During Second Import..
Match Type : Match Type may be of four different kinds namely 1)none 2)exact 3)partial 4) Conflict . It shows the nature of match of the individual records on the source side with respect to the destination side with the field/fields in the “matching fields“ as reference .
Note : The Match type feature is not case sensitive . It compares only the text not the case of the text. None : If the matching field/fields of the source record does not match with the destination record .
Exact : If the matching field of the source record completely matches with the destination record.
Partial : It comes to effect only if more than one field is taken for matching field as individual (not combined) and it signifies that out of the (n) no. of matching fields taken into account , at least one field is empty(null) in the source side and other field values on the source side matches with the corresponding destination side .
Conflict : It’s same as partial but here at least one matching field value in the source side does not match with the destination side and other field values on the source side matches with the corresponding destination side .
The previous snapshot shows different responses under grid “Match Class” & “Match Type “ upon selecting “vehicle_name” as matching field on the second import. Now the significance of these grids will be explained.
Match Class : Match class represents the status of the match of individual records on the source side with respect to the destination side with the field/fields in the “matching fields“ as reference .
In this case compare the source withrespect to the data imported in to the data manager it’s evident that when u compare the matching field (vehicle_name ) of the incoming records with the records of the data manger there are 5 records whose vehicle_name already occurs in the data manager and occurs once . They falls under the category “single” and match type “Exact” . The no .of records which match from the source side are displayed in the “active” grid .
There are 3 records which as per the matching field match with more than I record of the destination side. They fall under the category “Multiple” .
There are again 2 kinds of options provided in the “Matching Fields” tab in the Import Manager . The user may include more than one field in the “Matching Fields” tab and can have them as “individual” or “as combination” both of which in fact have different impact and response.

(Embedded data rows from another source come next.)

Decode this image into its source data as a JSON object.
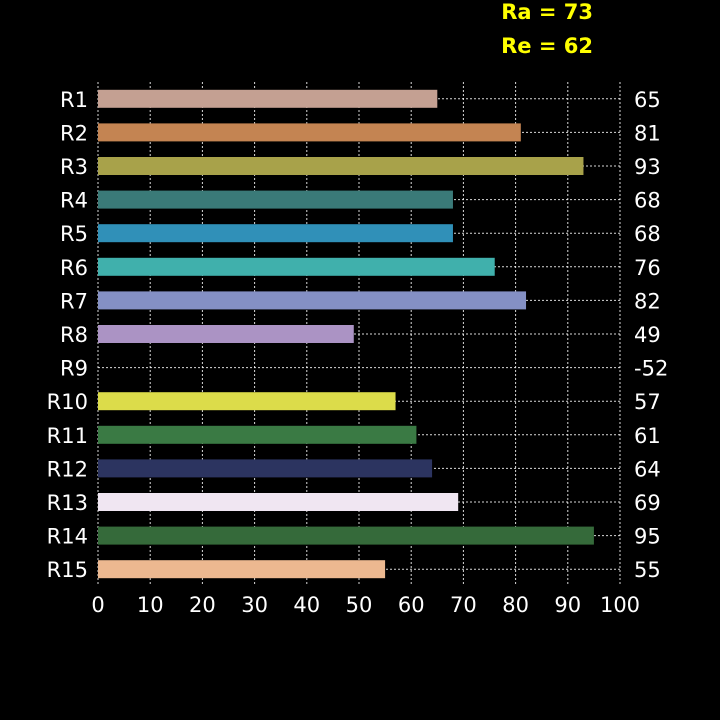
{
  "summary": {
    "ra": "Ra = 73",
    "re": "Re = 62"
  },
  "chart_data": {
    "type": "bar",
    "orientation": "horizontal",
    "categories": [
      "R1",
      "R2",
      "R3",
      "R4",
      "R5",
      "R6",
      "R7",
      "R8",
      "R9",
      "R10",
      "R11",
      "R12",
      "R13",
      "R14",
      "R15"
    ],
    "values": [
      65,
      81,
      93,
      68,
      68,
      76,
      82,
      49,
      -52,
      57,
      61,
      64,
      69,
      95,
      55
    ],
    "value_labels": [
      "65",
      "81",
      "93",
      "68",
      "68",
      "76",
      "82",
      "49",
      "-52",
      "57",
      "61",
      "64",
      "69",
      "95",
      "55"
    ],
    "colors": [
      "#c4a092",
      "#c48452",
      "#a8a24a",
      "#3a7a78",
      "#3090b8",
      "#40b0ac",
      "#8490c4",
      "#ab93c4",
      "#000000",
      "#dcdc4a",
      "#3a7a44",
      "#2c3460",
      "#f0e6f2",
      "#356a3a",
      "#ecb890"
    ],
    "xlim": [
      0,
      100
    ],
    "xticks": [
      "0",
      "10",
      "20",
      "30",
      "40",
      "50",
      "60",
      "70",
      "80",
      "90",
      "100"
    ],
    "grid": true,
    "title": "",
    "xlabel": "",
    "ylabel": ""
  }
}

This options separately decides the fate of delta import.
In the fig below the “Vehicle_name” and “Onroad_price” are added individually.
Thus now the system will compare this two fields separately. It can be seen in the “Record matching” that the record which is conflicting have the value (Vehname) “pulsar 125” which is new when compared to the destination values but again the value(showroomprice)”53000” was already present in the data manger due to the first import.
The comparison of the values of the source against the destination side can also be viewed in the import manager in the “matching destination records” grid . As explained earlier since single means the record has one match against it ,thus that record from the destination side is displayed in the grid below and the value marked in red is the conflicting value and the value marked in green is the matching value as per the the fields provided in the “Matching fields list” .
Conflicting files must be imported because they might be just the update of the exisiting record . They can be parked for later imports as suggested by the Data stewards and can be updated by choosing the option “update mapped fields only”.
Now let’s consider the second case where the fields are combined and the change will be evident. Now the response can very well be compared. The files which were initially under “Single-Conflict” and “Multiple-Exact” have come under “None-None” because now the system is treating the two fields as a single record so even partial match will not do .Either Match Type status will be “None” or “Exact”.
The MDM consultant and the Data Steward have to design the Matching fields skillfully and strategically to take a decision on the DELTA during the consecutive loads.